E pergunto: com quem governou o PS? Quem aprovou o Orçamento do Estado para 2010? O PSD e o CDS! Quem aprovou o Orçamento do Estado para 2011? O PSD! Quem aprovou o PEC 1, o PEC 2 e o PEC 3? O PSD! Com quem governou o Partido Socialista, que tanto se queixa dos partidos à esquerda, mas que, sempre que está no Governo, dá o braço à direita e, agora, na oposição, não vai por caminho muito diferente?
É verdade, deve dizer-se, que o PS não tem sido ingrato com este Governo. Já aprovou o Orçamento do Estado, o Orçamento retificativo, o Código do Trabalho, o Tratado orçamental. E aprovará muitas outras coisas, recompensando, assim, aquilo que o PSD fez quando estava na oposição.
E vai fazer, nesta moção de censura, o mesmo que a direita fez, em 2010: apoiar a continuação do Governo e da sua política.
E, assim, autoexclui-se da defesa de uma nova política, que não quer, porque, no fundamental, está de acordo com a atual.
Não se pode dizer ser contra o Governo e, depois, ser a favor da sua política. Não se pode ser defensor e subscritor da aplicação do «pacto de agressão», aprovar o Tratado orçamental e, ao mesmo tempo, falar de crescimento e emprego.
Hoje, percebeu-se que a única coisa que verdadeiramente entusiasma a bancada do PS é a defesa de José Sócrates e do seu Governo, não é a defesa do povo português e dos seus direitos.
Devia o PS ter perdido menos tempo a atacar o PCP e mais a olhar para a situação do País e dos portugueses. Os portugueses, infelizmente, continuam a não contar com o PS para a política de esquerda, de que o nosso País tanto precisa.
É assim que temos um Governo que é um verdadeiro Governo de destruição nacional. Um Governo que aplica uma política que rouba o presente e o futuro.

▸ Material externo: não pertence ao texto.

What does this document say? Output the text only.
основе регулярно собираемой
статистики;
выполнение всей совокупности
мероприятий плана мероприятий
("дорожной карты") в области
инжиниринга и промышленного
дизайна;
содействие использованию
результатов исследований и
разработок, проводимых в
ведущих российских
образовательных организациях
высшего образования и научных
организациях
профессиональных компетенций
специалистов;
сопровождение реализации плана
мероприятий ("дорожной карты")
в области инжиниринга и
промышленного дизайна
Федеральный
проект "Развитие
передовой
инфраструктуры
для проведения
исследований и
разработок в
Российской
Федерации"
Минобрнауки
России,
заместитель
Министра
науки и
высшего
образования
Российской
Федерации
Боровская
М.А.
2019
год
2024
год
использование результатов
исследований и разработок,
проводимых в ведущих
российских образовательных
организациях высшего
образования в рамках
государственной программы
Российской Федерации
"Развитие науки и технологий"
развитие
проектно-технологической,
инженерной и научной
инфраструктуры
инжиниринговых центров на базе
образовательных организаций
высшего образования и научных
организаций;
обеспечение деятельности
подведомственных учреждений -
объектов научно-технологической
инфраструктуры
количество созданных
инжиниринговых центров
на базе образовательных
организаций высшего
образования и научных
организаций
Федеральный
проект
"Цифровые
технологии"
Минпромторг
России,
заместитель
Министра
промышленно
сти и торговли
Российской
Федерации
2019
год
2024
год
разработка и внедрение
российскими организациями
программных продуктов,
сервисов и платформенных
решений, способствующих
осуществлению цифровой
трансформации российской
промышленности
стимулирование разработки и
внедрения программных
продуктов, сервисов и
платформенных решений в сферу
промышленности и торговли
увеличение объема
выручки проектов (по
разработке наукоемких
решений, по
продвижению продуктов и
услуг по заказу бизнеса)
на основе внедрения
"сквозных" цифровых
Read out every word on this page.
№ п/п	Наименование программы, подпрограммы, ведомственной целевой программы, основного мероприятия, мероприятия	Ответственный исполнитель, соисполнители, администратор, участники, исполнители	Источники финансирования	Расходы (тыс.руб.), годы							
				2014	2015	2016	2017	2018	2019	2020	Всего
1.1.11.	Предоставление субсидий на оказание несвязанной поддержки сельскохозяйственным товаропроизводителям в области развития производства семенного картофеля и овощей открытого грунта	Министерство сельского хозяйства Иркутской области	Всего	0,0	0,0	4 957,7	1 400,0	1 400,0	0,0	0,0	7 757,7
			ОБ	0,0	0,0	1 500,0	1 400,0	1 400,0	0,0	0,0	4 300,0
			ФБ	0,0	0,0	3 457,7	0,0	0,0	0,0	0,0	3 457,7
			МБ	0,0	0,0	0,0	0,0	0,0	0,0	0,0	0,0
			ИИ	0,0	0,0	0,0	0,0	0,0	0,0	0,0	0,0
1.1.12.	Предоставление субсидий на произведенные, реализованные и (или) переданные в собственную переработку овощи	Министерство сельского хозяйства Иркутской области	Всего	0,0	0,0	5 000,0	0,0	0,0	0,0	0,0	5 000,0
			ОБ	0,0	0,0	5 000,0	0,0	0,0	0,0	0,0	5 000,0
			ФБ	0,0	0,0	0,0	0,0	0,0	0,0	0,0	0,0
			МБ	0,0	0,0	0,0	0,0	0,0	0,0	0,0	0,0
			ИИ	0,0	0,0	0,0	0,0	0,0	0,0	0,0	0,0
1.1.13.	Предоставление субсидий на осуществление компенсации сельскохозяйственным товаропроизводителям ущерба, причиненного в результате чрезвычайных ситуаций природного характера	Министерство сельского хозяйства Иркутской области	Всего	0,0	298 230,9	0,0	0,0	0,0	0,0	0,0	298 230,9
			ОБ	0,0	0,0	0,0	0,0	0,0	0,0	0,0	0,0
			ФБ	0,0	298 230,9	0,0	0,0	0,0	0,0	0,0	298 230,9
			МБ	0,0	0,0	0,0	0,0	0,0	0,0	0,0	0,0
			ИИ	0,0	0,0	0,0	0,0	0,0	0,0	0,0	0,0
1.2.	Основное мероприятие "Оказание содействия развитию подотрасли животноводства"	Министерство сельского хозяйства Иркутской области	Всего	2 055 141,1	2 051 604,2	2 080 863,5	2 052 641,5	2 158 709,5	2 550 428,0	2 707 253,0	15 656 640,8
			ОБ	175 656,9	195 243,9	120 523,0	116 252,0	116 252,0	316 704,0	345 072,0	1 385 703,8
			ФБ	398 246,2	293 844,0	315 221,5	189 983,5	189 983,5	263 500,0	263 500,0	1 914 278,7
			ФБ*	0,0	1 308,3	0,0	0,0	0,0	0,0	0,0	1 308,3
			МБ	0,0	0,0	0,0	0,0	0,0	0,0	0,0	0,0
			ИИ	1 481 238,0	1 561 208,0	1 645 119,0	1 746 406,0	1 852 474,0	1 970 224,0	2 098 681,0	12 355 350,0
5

Esta moção é, por isso, mais do que uma censura; é a exigência e a demonstração de que é possível e necessária outra política. Uma política de crescimento económico, de criação de emprego, de aposta na produção nacional, de defesa das micro, pequenas e médias empresas. Uma política que reponha os direitos que o Governo e o grande patronato querem roubar aos trabalhadores, que devolva e valorize os salários e as reformas, que garanta o direito à saúde, à educação e à habitação.
Uma política que governe para o povo e para o progresso do País, que defenda os interesses nacionais. Uma política patriótica e de esquerda que, cada dia que passa, se torna mais e mais indispensável.